I look forward to following your adventures.

griffin said...

Hi John, thanks for your comments, being truly subversive is one of my major goals in life, and I consider it high praise, so thanks for that.

Your point is well taken, that automobile use unites most of America, though I know of several families and individuals bucking that trend. Certainly it is not enough to be against something (cars. etc) we must also be for something. I would like to think that all of us, world wide, are united by a shared desire for and investment in the future; that we all want a future for ourselves and our loved ones.

“Divorcing your car” is no mean feat, and I am finding that –for me at any rate-- it is one best done in stages, with a lot of patience and compassion for one's self. I cant claim to be car-free at this point, nor even 100% organic, but I am hoping that this is part of the value of the blog: I think when we see people who appear to have it all figured out, who seem to have mastered the good and virtuous life and be without flaws; it is difficult to see ourselves in their example, or imagine we could ever attain such sainthood. But recognizing that our efforts and our day-to-day choices matter and make a difference, even in our failable humanity, thats a powerful message

I love your blog and have enjoyed & been inspired by your progress as a utility cyclist. Keep in touch

zilla said...


After your comment, I jumped right to your first post.

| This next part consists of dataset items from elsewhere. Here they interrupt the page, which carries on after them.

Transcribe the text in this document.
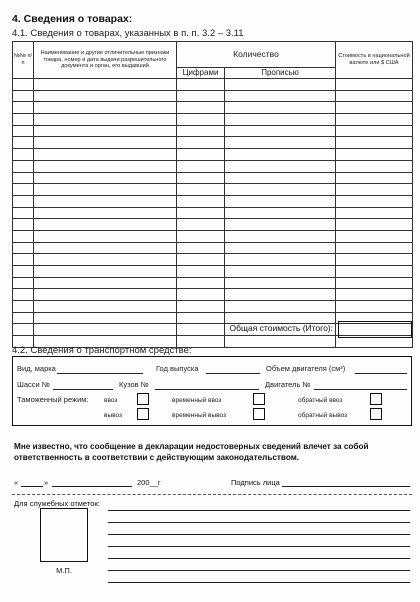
4. Сведения о товарах:
4.1. Сведения о товарах, указанных в п. п. 3.2 – 3.11
№№ п/п	Наименование и другие отличительные признаки товара, номер и дата выдачи разрешительного документа и орган, его выдавший	Количество		Стоимость в национальной валюте или $ США
		Цифрами	Прописью	

Общая стоимость (Итого):
4.2. Сведения о транспортном средстве:
Вид, марка	Год выпуска	Объем двигателя (см³)
Шасси №	Кузов №	Двигатель №
Таможенный режим: ввоз	временный ввоз	обратный ввоз
вывоз	временный вывоз	обратный вывоз
Мне известно, что сообщение в декларации недостоверных сведений влечет за собой ответственность в соответствии с действующим законодательством.
«	»	200__г	Подпись лица
Для служебных отметок:
М.П.
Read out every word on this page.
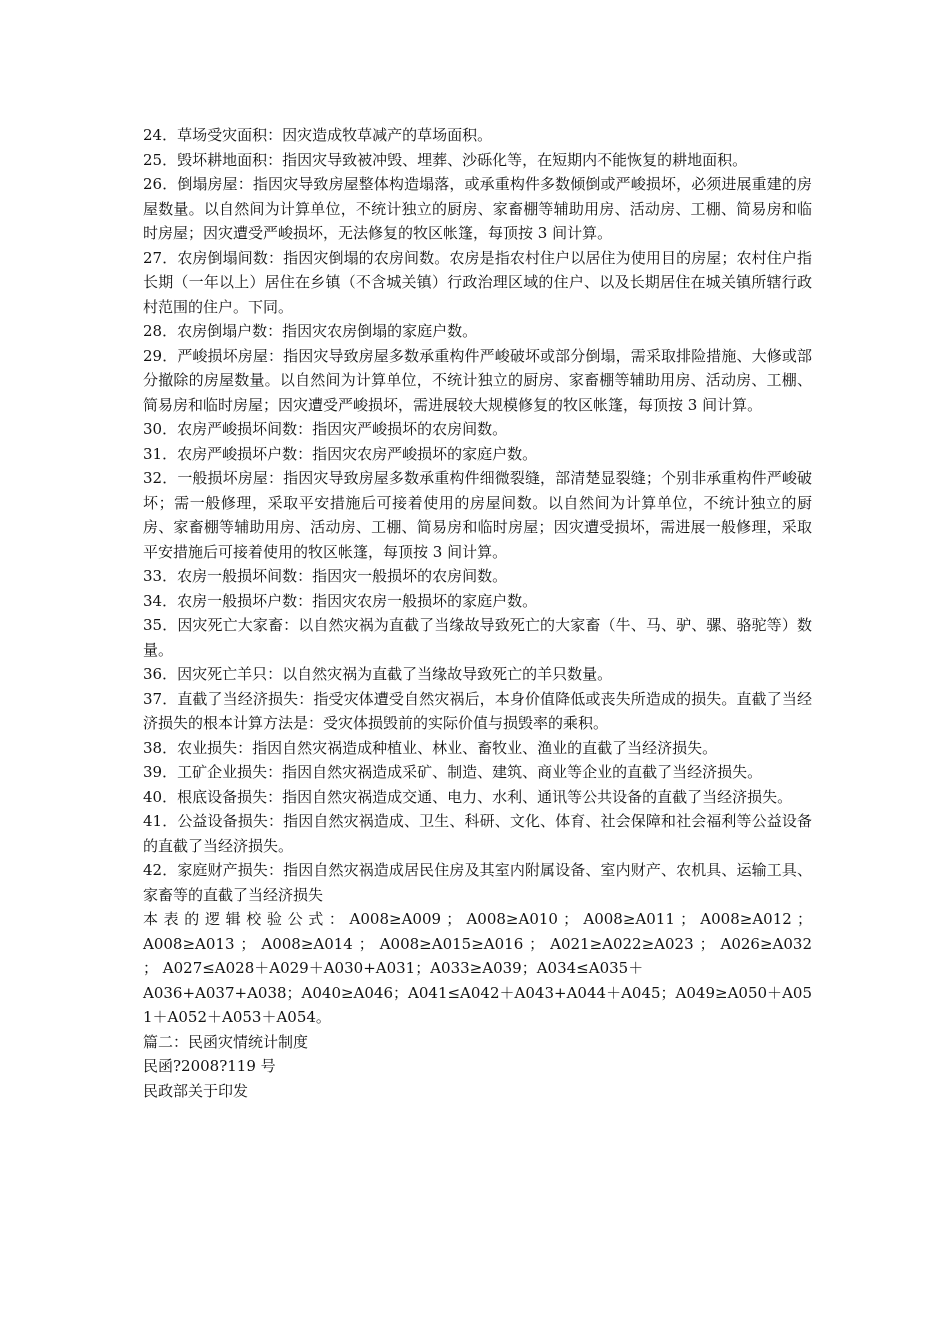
24．草场受灾面积：因灾造成牧草减产的草场面积。

25．毁坏耕地面积：指因灾导致被冲毁、埋葬、沙砾化等，在短期内不能恢复的耕地面积。

26．倒塌房屋：指因灾导致房屋整体构造塌落，或承重构件多数倾倒或严峻损坏，必须进展重建的房屋数量。以自然间为计算单位，不统计独立的厨房、家畜棚等辅助用房、活动房、工棚、简易房和临时房屋；因灾遭受严峻损坏，无法修复的牧区帐篷，每顶按 3 间计算。

27．农房倒塌间数：指因灾倒塌的农房间数。农房是指农村住户以居住为使用目的房屋；农村住户指长期（一年以上）居住在乡镇（不含城关镇）行政治理区域的住户、以及长期居住在城关镇所辖行政村范围的住户。下同。

28．农房倒塌户数：指因灾农房倒塌的家庭户数。

29．严峻损坏房屋：指因灾导致房屋多数承重构件严峻破坏或部分倒塌，需采取排险措施、大修或部分撤除的房屋数量。以自然间为计算单位，不统计独立的厨房、家畜棚等辅助用房、活动房、工棚、简易房和临时房屋；因灾遭受严峻损坏，需进展较大规模修复的牧区帐篷，每顶按 3 间计算。

30．农房严峻损坏间数：指因灾严峻损坏的农房间数。

31．农房严峻损坏户数：指因灾农房严峻损坏的家庭户数。

32．一般损坏房屋：指因灾导致房屋多数承重构件细微裂缝，部清楚显裂缝；个别非承重构件严峻破坏；需一般修理，采取平安措施后可接着使用的房屋间数。以自然间为计算单位，不统计独立的厨房、家畜棚等辅助用房、活动房、工棚、简易房和临时房屋；因灾遭受损坏，需进展一般修理，采取平安措施后可接着使用的牧区帐篷，每顶按 3 间计算。

33．农房一般损坏间数：指因灾一般损坏的农房间数。

34．农房一般损坏户数：指因灾农房一般损坏的家庭户数。

35．因灾死亡大家畜：以自然灾祸为直截了当缘故导致死亡的大家畜（牛、马、驴、骡、骆驼等）数量。

36．因灾死亡羊只：以自然灾祸为直截了当缘故导致死亡的羊只数量。

37．直截了当经济损失：指受灾体遭受自然灾祸后，本身价值降低或丧失所造成的损失。直截了当经济损失的根本计算方法是：受灾体损毁前的实际价值与损毁率的乘积。

38．农业损失：指因自然灾祸造成种植业、林业、畜牧业、渔业的直截了当经济损失。

39．工矿企业损失：指因自然灾祸造成采矿、制造、建筑、商业等企业的直截了当经济损失。

40．根底设备损失：指因自然灾祸造成交通、电力、水利、通讯等公共设备的直截了当经济损失。

41．公益设备损失：指因自然灾祸造成、卫生、科研、文化、体育、社会保障和社会福利等公益设备的直截了当经济损失。

42．家庭财产损失：指因自然灾祸造成居民住房及其室内附属设备、室内财产、农机具、运输工具、家畜等的直截了当经济损失

本 表 的 逻 辑 校 验 公 式 ： A008≥A009 ； A008≥A010 ； A008≥A011 ； A008≥A012 ； A008≥A013 ； A008≥A014 ； A008≥A015≥A016 ； A021≥A022≥A023 ； A026≥A032 ； A027≤A028＋A029＋A030+A031；A033≥A039；A034≤A035＋

A036+A037+A038；A040≥A046；A041≤A042＋A043+A044＋A045；A049≥A050＋A051＋A052＋A053＋A054。

篇二：民函灾情统计制度

民函?2008?119 号

民政部关于印发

I have not felt this inspired in ages -- although, Myrtle (21 year old daughter) insisted I rewatch Gandhi last week, and that was inspiring, and she also gave me her copy of Ishmael to read, and that is turning out to be inspiring as well.

Your comment proves that good things come in threes.

Consider me inspired. Deeply inspired. I'm taking my bike in for repairs Monday morning, thanks to you.

Rain said...

you are off to a good start, I love where this is going. I'll be back.